The evidence from this review indicates that palliative care in ICUs, whether delivered through integrated or consultative models, plays a pivotal role in improving the quality of care, alleviating physical and psychological symptoms in critically ill patients, enhancing family satisfaction, and optimizing resource utilization. Nurses, as central members of the care team, contribute significantly to the implementation of this approach through symptom management, effective communication, and psychosocial support. Specialized and ongoing training, the presence of standardized protocols, interprofessional collaboration, and attention to organizational barriers are essential prerequisites for the success of these interventions. The findings also emphasize that palliative care should not be limited solely to end-of-life situations; rather, it should be regarded as an integral component of critical care for all ICU patients. Implementing evidence-based policies and strategies, investing in human resources, and fostering a supportive organizational culture can serve as effective steps toward making ICU care more humane and efficient. Practical recommendations include the adoption of clear referral criteria and screening tools to identify patients in need of palliative care, the establishment of multidisciplinary training programs to equip ICU staff with essential competencies, and the integration of standardized care pathways that embed palliative care principles into daily ICU practice. Additionally, pilot implementation of hybrid models tailored to the local organizational context may facilitate gradual integration and allow for continuous evaluation and improvement.

4.2. Limitations

Due to its qualitative nature, this narrative review lacks quantitative statistical analysis, and the findings are based on descriptive interpretations of the included studies. Restricting the search to English and Persian may have excluded valuable evidence published in other languages. Heterogeneity among the studies in terms of design, sample size, type of intervention, and outcome measures made comparison and synthesis of findings challenging. Some studies, including study number 26, faced limitations such as small sample sizes or unvalidated tools, which may affect the generalizability of the results. Moreover, the overall quality of the included studies varied, with some lacking rigorous methodology, standardized outcome measures, or sufficient reporting detail. This variability may have introduced bias and limits the strength of the conclusions drawn from this review. Focusing solely on adult ICU patients also limits the applicability of findings to other age groups or care settings.
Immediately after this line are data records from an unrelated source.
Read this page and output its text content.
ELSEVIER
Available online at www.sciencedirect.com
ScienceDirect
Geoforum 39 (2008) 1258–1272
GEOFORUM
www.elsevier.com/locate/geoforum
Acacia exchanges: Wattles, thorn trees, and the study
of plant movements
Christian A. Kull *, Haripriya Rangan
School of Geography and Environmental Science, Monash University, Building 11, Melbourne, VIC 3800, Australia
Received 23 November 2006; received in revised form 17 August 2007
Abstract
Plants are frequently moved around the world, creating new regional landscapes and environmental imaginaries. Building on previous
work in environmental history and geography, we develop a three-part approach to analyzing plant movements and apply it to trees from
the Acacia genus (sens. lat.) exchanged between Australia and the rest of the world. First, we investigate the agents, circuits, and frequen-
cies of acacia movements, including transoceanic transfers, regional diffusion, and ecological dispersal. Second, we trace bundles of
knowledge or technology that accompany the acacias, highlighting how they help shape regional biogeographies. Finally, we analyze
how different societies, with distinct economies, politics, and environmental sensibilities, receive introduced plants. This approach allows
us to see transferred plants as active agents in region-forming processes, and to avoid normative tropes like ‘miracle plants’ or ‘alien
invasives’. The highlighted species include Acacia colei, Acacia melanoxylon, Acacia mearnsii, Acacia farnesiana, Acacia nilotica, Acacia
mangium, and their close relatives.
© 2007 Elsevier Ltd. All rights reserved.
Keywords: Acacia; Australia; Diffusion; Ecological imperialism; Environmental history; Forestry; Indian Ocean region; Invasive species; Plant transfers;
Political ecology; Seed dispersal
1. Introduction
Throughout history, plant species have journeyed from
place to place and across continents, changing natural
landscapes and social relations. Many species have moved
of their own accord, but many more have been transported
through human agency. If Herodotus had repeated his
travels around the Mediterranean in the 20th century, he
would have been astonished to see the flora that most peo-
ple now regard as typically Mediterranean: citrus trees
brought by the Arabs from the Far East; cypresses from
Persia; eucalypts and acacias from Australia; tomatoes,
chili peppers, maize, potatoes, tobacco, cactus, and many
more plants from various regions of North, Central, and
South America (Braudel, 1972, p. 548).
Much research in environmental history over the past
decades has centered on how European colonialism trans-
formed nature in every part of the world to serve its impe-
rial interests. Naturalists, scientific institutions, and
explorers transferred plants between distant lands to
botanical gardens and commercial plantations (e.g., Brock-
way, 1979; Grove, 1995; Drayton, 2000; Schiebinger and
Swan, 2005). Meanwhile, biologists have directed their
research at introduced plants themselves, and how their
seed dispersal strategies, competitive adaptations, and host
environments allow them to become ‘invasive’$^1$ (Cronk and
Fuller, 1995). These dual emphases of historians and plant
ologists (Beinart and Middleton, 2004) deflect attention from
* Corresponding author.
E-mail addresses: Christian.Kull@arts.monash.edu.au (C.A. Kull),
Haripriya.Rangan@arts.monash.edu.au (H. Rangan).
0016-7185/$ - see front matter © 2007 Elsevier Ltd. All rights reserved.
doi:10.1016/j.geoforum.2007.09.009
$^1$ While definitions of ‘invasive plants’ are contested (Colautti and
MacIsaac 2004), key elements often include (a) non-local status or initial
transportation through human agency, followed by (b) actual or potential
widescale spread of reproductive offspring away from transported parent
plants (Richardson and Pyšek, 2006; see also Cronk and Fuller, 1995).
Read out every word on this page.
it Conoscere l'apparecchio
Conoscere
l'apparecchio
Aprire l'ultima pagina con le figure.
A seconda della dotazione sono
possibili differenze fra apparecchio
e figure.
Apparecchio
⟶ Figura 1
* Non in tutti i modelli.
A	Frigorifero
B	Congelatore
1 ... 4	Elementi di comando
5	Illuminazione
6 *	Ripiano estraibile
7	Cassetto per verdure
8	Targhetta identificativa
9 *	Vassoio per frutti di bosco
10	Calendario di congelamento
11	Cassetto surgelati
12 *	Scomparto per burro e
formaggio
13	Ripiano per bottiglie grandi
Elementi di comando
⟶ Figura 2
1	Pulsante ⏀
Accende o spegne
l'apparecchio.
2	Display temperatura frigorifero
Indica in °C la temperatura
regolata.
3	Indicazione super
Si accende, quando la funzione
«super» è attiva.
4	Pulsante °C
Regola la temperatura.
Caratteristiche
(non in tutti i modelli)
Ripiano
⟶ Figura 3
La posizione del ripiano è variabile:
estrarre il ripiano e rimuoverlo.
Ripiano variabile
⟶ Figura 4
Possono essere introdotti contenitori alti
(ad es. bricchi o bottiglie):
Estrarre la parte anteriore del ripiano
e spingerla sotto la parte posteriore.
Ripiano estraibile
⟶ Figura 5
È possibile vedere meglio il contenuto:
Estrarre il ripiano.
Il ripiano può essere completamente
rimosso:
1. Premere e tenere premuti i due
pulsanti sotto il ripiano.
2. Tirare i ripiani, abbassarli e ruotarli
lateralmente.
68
Although quality assessment was conducted using validated tools, the potential for selection and interpretation bias cannot be entirely eliminated. As this was a narrative review, the application of PRISMA was limited to enhancing reporting transparency (e.g., flow diagram). A full PRISMA-based risk of bias and evidence synthesis could not be applied, which restricts comparability with systematic reviews. Finally, given the rapid advancements in palliative care and evolving ICU management approaches, regular updates of this review are recommended to maintain its relevance and accuracy.

4.3. Ethical Considerations

Since the present study is a narrative review, all analyses were based entirely on previously published studies. The data were extracted as reported in the original articles, with no manipulation or alteration of figures or results. Therefore, the authors adhered to all ethical principles related to publication integrity and scholarly honesty.